Handling radioactive waste

The UK could halve the storage space needed for low- or intermediate-level radioactive waste retrieved from decommissioned nuclear power stations using a new processing technique that can handle multiple kinds of hazardous material.

The patented technology from Babcock Nuclear Services (BNS), the nuclear arm of Babcock International, encapsulates solid and sludge radioactive waste in a cement mixture within cube-shaped containers.

The containers, which measure 1.6m3 and hold tons of material, can then be transported to nuclear-waste storage facilities.

The technique, which is the key feature of BNS’ Versatile Encapsulation Plant (VEP), differs from current technology that must handle solid and sludge waste in two separate plants.

Encapsulation technology traditionally involves mixing low- and intermediate-level radioactive waste with a cement material to effectively reduce its radionuclie mobility. The waste materials generally behave as additives and become chemically or physically incorporated into the cement material, which is commonly blast-furnace slag.

With current technologies, cement powders are added to slurried waste in a drum and mixed with a paddle. The BNS technique, however, encapsulates the waste and cement in the cube-shaped container without a paddle.

Doug Kirk, technical consultant at BNS and inventor of VEP, said the system does this by first concentrating the sludge, which is generally diluted so that it can be retrieved from the reactor.

The sludge is settled and concentrated in a tank for 12 hours before transferring to one side of an inline mixer. Kirk described the inline mixer as a 50mm-diameter tube containing a set of static veins designed to agitate and mix the sludge.

‘It’s a perfectly standard piece of technology used a lot in the oil and gas industry,’ he said. ‘We have used it previously for blending different types of resins but it has not been used in this application before.’

Kirk said the other side of the inline mixer is fed with a wet blast-furnace slag grout mixture. ‘Those two streams are mixed together as they pass through the inline mixer so what comes out at the end is a grout, sludge mix,’ he said. ‘The advantage of that is when it leaves the inline mixer, the job is done so it doesn’t matter what shape of container you are actually allowing the fluid to collect in.’

Kirk noted that the cubed container increases storage volume by 25 per cent compared to a spherical drum with paddle.

‘The other advantage is because there are no moving parts inside the container you could also put solid waste in,’ he said, adding other encapsulation plants cannot handle both solid and sludge waste together and must run two separate operations. ‘We can store up to 25 per cent more solids compared to other methods.’

Similarly, a problem with current systems is that a reusable internal paddle requires cleaning, a process that is time-consuming and generates radioactive secondary waste.

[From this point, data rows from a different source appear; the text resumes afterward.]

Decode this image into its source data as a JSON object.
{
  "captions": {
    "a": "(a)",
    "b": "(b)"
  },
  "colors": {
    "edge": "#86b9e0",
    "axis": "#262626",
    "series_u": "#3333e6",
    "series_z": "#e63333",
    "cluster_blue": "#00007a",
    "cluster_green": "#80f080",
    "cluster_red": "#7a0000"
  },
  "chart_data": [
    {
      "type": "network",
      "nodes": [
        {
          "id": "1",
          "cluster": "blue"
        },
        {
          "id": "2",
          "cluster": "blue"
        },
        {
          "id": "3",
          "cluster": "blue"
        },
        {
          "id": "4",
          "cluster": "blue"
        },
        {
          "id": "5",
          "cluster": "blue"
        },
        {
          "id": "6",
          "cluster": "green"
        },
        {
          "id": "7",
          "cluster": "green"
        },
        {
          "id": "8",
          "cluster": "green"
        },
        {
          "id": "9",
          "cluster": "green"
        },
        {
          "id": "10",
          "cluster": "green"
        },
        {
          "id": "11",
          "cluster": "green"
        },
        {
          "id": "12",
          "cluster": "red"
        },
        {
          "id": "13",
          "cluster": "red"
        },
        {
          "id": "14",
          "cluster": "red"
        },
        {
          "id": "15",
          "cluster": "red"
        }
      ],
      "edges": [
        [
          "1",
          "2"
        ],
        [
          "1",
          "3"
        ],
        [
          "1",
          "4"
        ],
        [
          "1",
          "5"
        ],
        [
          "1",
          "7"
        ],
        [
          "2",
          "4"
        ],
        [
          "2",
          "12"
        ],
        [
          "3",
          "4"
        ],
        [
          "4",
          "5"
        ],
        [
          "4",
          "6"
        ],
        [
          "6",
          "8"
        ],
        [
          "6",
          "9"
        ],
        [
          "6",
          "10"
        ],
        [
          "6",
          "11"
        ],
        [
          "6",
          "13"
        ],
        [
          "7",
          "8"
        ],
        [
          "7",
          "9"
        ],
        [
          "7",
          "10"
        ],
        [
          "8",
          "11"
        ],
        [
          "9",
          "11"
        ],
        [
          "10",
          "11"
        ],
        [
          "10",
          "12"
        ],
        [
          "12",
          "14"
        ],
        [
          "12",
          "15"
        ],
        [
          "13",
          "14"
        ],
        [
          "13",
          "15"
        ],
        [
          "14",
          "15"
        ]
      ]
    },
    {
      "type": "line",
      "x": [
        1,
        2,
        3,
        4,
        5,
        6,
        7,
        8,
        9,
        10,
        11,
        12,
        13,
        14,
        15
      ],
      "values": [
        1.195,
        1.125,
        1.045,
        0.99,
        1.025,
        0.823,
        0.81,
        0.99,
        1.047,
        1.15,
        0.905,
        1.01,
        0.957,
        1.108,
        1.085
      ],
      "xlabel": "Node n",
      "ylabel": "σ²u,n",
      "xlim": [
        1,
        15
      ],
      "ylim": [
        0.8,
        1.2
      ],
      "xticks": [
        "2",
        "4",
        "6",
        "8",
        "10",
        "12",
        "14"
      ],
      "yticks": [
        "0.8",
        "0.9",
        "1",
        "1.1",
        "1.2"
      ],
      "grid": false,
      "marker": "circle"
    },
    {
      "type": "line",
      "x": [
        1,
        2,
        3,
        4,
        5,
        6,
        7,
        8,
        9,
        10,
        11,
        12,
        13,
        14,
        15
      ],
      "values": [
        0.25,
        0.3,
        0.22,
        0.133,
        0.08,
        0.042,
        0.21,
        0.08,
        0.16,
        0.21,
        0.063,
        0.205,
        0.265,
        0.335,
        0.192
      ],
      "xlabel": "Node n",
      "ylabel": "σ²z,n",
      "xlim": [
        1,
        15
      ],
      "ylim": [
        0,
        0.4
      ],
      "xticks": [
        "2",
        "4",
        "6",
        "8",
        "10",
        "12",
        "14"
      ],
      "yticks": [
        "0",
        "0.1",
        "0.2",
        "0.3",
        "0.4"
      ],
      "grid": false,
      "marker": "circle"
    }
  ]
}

All of this, BNS claims, could help cut the storage area needed for nuclear waste in half. The company believes this could reduce the nationwide nuclear reactor decommissioning budget by millions of pounds. Over the next century the decommissioning programme will likely produce thousands of waste packages that will be retrieved, conditioned and stored for no less than £40bn.

It is estimated that the bulk of the UK’s expenditure will be spent decommissioning the Sellafield site in north-west England, the country’s largest nuclear site.

The site was officially shut down in 2005 and taken over in 2004 by the Nuclear Decommissioning Authority (NDA), a public organisation under the UK’s Energy Act 2004 responsible for the decommissioning and cleanup of nuclear reactors.

Approximately 18 months ago, Kirk said the NDA contracted BNS along with other nuclear service companies to trial encapsulation technologies at the Sellafield site. BNS is now proof-of-scale trialling VEP against competing technologies as part of a Sellafield Project risk-reduction initiative.

While Kirk said he did not know the details of the other competing encapsulation technologies, he could confirm BNS’s technique will be the only one that does not use a drum and paddle mixer.

The low-level waste from Sellafield is currently sent to a repository site in Drigg, Cumbria. Sellafield, like other nuclear reactor sites across the UK, also has significant quantities of intermediate level radioactive wastes.

The NDA believes mixing such waste in cement grout within containers is a good short-term solution for storage, but long-term management will also need to be considered.

The NDA has stated that the best option for long-term storage is deep geological disposal. The organisation envisions storing the waste in a repository excavated in a stable rock formation, deep underground.

There has still been no site chosen for such a repository and the NDA claims it could take up to 11 years to find one. Even then, construction would be likely to take another 20 years and it would not begin to be filled with waste until 2040. It could then take up to 60 years to fill the sites.

Meanwhile, there will be plenty of work for those in the encapsulation industry to do. According to the NDA, the UK has 23 reactors generating one-fifth of its electricity and all but one of these reactors will be decommissioned by 2023.

Kirk claims the BNS method for encapsulation would be the right solution for future projects. ‘We want customers to know that this technology exists and there are alternatives to the traditional ways of doing things,’ he said.

Siobhan Wagner